Leroy Schumacher is the grandfather of Jacob Redfearn. Redfearn was one of three teens that broke into a Wagoner County home this past March to steal belongings when they were met by the home owner's adult son who shot and killed them.
"The boys were totally, absolutely wrong in trying to burglarize somebody's house," said Schumacher.
Making no excuses for his grandson and his two friends, Schumacher doesn't think Oklahoma's use of deadly force against an intruder law is as accurate as it should be.
"I don't think he had the right to shoot them as they were fleeing, because like I said the threat was leaving with them,” he stated.
The medical examiner's report says two of the three teens were shot in the back.
Schumacher’s grandson was shot in the right torso and right upper back.
Jaykob Woodruff was shot once through the left back.
"That means they were either fleeing or trying to get away or trying to get out,” said Schumacher.
And that's where he has a problem with the law.

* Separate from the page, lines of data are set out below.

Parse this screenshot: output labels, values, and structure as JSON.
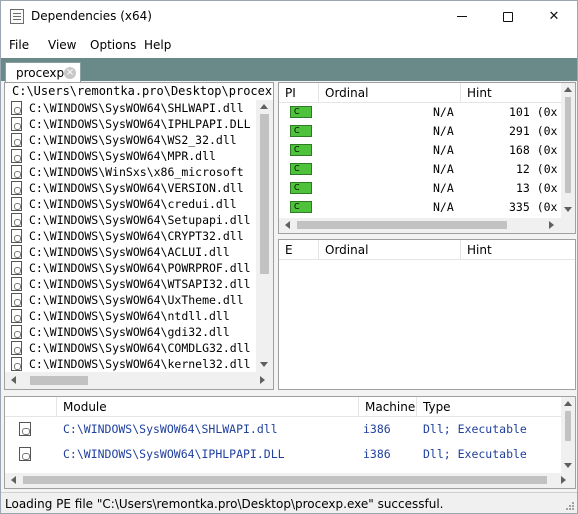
{
  "window": {
    "title": "Dependencies (x64)",
    "minimize_glyph": "",
    "close_glyph": "✕"
  },
  "menu": [
    "File",
    "View",
    "Options",
    "Help"
  ],
  "tab": {
    "label": "procexp",
    "close_glyph": "×"
  },
  "tree": {
    "root": "C:\\Users\\remontka.pro\\Desktop\\procexp.exe",
    "items": [
      "C:\\WINDOWS\\SysWOW64\\SHLWAPI.dll",
      "C:\\WINDOWS\\SysWOW64\\IPHLPAPI.DLL",
      "C:\\WINDOWS\\SysWOW64\\WS2_32.dll",
      "C:\\WINDOWS\\SysWOW64\\MPR.dll",
      "C:\\WINDOWS\\WinSxs\\x86_microsoft",
      "C:\\WINDOWS\\SysWOW64\\VERSION.dll",
      "C:\\WINDOWS\\SysWOW64\\credui.dll",
      "C:\\WINDOWS\\SysWOW64\\Setupapi.dll",
      "C:\\WINDOWS\\SysWOW64\\CRYPT32.dll",
      "C:\\WINDOWS\\SysWOW64\\ACLUI.dll",
      "C:\\WINDOWS\\SysWOW64\\POWRPROF.dll",
      "C:\\WINDOWS\\SysWOW64\\WTSAPI32.dll",
      "C:\\WINDOWS\\SysWOW64\\UxTheme.dll",
      "C:\\WINDOWS\\SysWOW64\\ntdll.dll",
      "C:\\WINDOWS\\SysWOW64\\gdi32.dll",
      "C:\\WINDOWS\\SysWOW64\\COMDLG32.dll",
      "C:\\WINDOWS\\SysWOW64\\kernel32.dll"
    ]
  },
  "imports": {
    "headers": [
      "PI",
      "Ordinal",
      "Hint"
    ],
    "icon_text": "C",
    "rows": [
      {
        "ordinal": "N/A",
        "hint": "101 (0x"
      },
      {
        "ordinal": "N/A",
        "hint": "291 (0x"
      },
      {
        "ordinal": "N/A",
        "hint": "168 (0x"
      },
      {
        "ordinal": "N/A",
        "hint": "12 (0x"
      },
      {
        "ordinal": "N/A",
        "hint": "13 (0x"
      },
      {
        "ordinal": "N/A",
        "hint": "335 (0x"
      }
    ]
  },
  "exports": {
    "headers": [
      "E",
      "Ordinal",
      "Hint"
    ]
  },
  "modules": {
    "headers": [
      "Module",
      "Machine",
      "Type"
    ],
    "rows": [
      {
        "module": "C:\\WINDOWS\\SysWOW64\\SHLWAPI.dll",
        "machine": "i386",
        "type": "Dll; Executable"
      },
      {
        "module": "C:\\WINDOWS\\SysWOW64\\IPHLPAPI.DLL",
        "machine": "i386",
        "type": "Dll; Executable"
      }
    ]
  },
  "status": "Loading PE file \"C:\\Users\\remontka.pro\\Desktop\\procexp.exe\" successful.",
  "colors": {
    "tab_strip": "#6a8a8a",
    "import_icon": "#4ec23a",
    "module_text": "#1f3f9f"
  }
}
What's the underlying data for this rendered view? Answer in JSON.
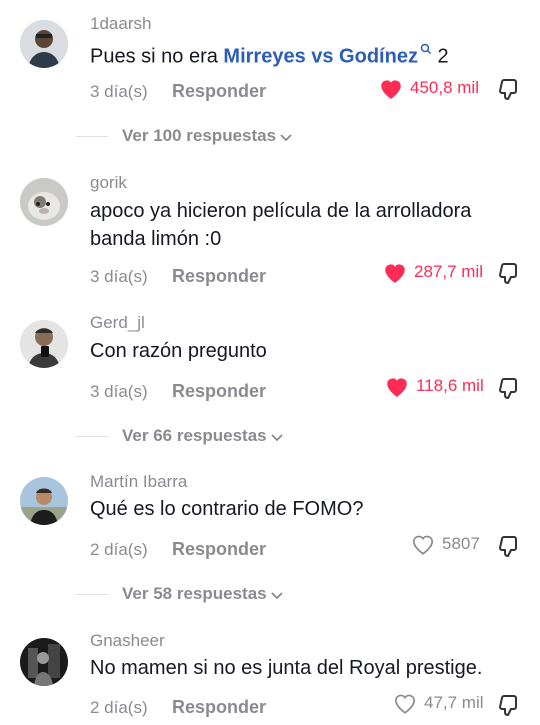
{
  "comments": [
    {
      "username": "1daarsh",
      "text_before": "Pues si no era ",
      "link": "Mirreyes vs Godínez",
      "text_after": " 2",
      "time": "3 día(s)",
      "reply_label": "Responder",
      "likes": "450,8 mil",
      "liked": true,
      "view_replies": "Ver 100 respuestas"
    },
    {
      "username": "gorik",
      "text_line1": "apoco ya hicieron película de la arrolladora",
      "text_line2": "banda limón :0",
      "time": "3 día(s)",
      "reply_label": "Responder",
      "likes": "287,7 mil",
      "liked": true
    },
    {
      "username": "Gerd_jl",
      "text": "Con razón pregunto",
      "time": "3 día(s)",
      "reply_label": "Responder",
      "likes": "118,6 mil",
      "liked": true,
      "view_replies": "Ver 66 respuestas"
    },
    {
      "username": "Martín Ibarra",
      "text": "Qué es lo contrario de FOMO?",
      "time": "2 día(s)",
      "reply_label": "Responder",
      "likes": "5807",
      "liked": false,
      "view_replies": "Ver 58 respuestas"
    },
    {
      "username": "Gnasheer",
      "text": "No mamen si no es junta del Royal prestige.",
      "time": "2 día(s)",
      "reply_label": "Responder",
      "likes": "47,7 mil",
      "liked": false
    }
  ],
  "colors": {
    "like_active": "#fe2c55",
    "muted": "#8a8b91",
    "link": "#2b5db9"
  },
  "icons": {
    "like": "heart-icon",
    "dislike": "dislike-icon",
    "view_more": "chevron-down-icon",
    "link_search": "search-icon"
  }
}
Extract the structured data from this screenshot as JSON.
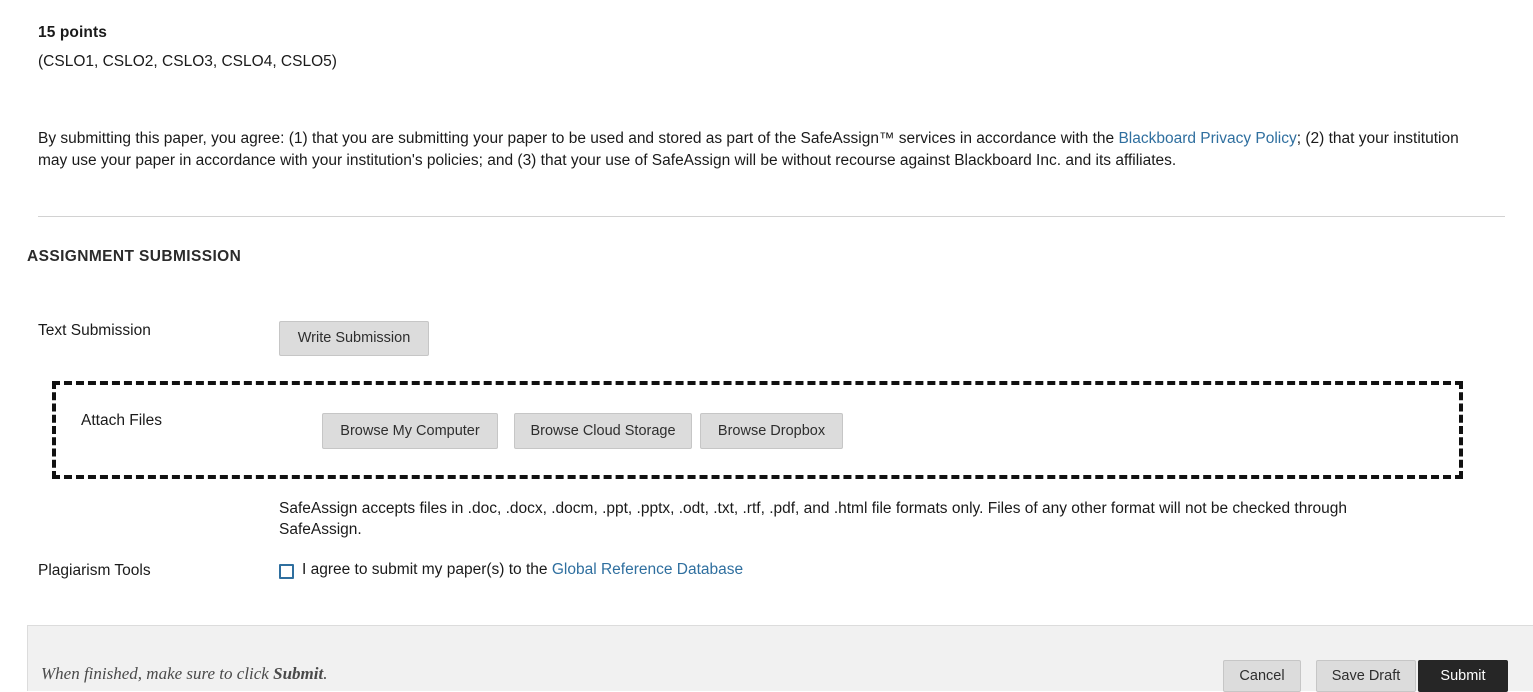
{
  "intro": {
    "points": "15 points",
    "outcomes": "(CSLO1, CSLO2, CSLO3, CSLO4, CSLO5)",
    "agreement_part1": "By submitting this paper, you agree: (1) that you are submitting your paper to be used and stored as part of the SafeAssign™ services in accordance with the ",
    "agreement_link": "Blackboard Privacy Policy",
    "agreement_part2": "; (2) that your institution may use your paper in accordance with your institution's policies; and (3) that your use of SafeAssign will be without recourse against Blackboard Inc. and its affiliates."
  },
  "section": {
    "title": "ASSIGNMENT SUBMISSION"
  },
  "text_submission": {
    "label": "Text Submission",
    "write_button": "Write Submission"
  },
  "attach_files": {
    "label": "Attach Files",
    "browse_my_computer": "Browse My Computer",
    "browse_cloud_storage": "Browse Cloud Storage",
    "browse_dropbox": "Browse Dropbox"
  },
  "safeassign_note": "SafeAssign accepts files in .doc, .docx, .docm, .ppt, .pptx, .odt, .txt, .rtf, .pdf, and .html file formats only. Files of any other format will not be checked through SafeAssign.",
  "plagiarism_tools": {
    "label": "Plagiarism Tools",
    "agree_text_before": "I agree to submit my paper(s) to the ",
    "agree_link": "Global Reference Database",
    "checked": false
  },
  "action_bar": {
    "note_before": "When finished, make sure to click ",
    "note_bold": "Submit",
    "note_after": ".",
    "cancel": "Cancel",
    "save_draft": "Save Draft",
    "submit": "Submit"
  },
  "colors": {
    "link": "#2f6f9f",
    "checkbox_border": "#2f6f9f",
    "button_face": "#dcdcdc",
    "submit_button": "#262626",
    "action_bar_bg": "#f1f1f1",
    "dashed_border": "#111111"
  }
}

The state's statue says you can "expect absolute safety" while in your home and that deadly force can be used if someone is “in the process of unlawfully and forcefully entering or had unlawfully and forcibly entered."
Schumacher says he doesn't want to erase the law.
"There should be a limit on the law, either amended or another clause put in there,” he stated, with the idea that a person should not be allowed to shoot if the threat is leaving or left.
He said, "that's where the man's right to shoot them should have ended.”
He believes his grandson should still be alive today.
"The boys would be in jail, instead of six feet under,” he added.
It was a few days after the shooting that the DA announced no charges would be filed against the man who fired the shots, Zach Peters.
The DA has charged Elizabeth Rodrigues, the self-proclaimed mastermind and get-a-way driver, with three counts of first-degree murder.
She has pleaded not guilty. Her case has not yet gone to trial.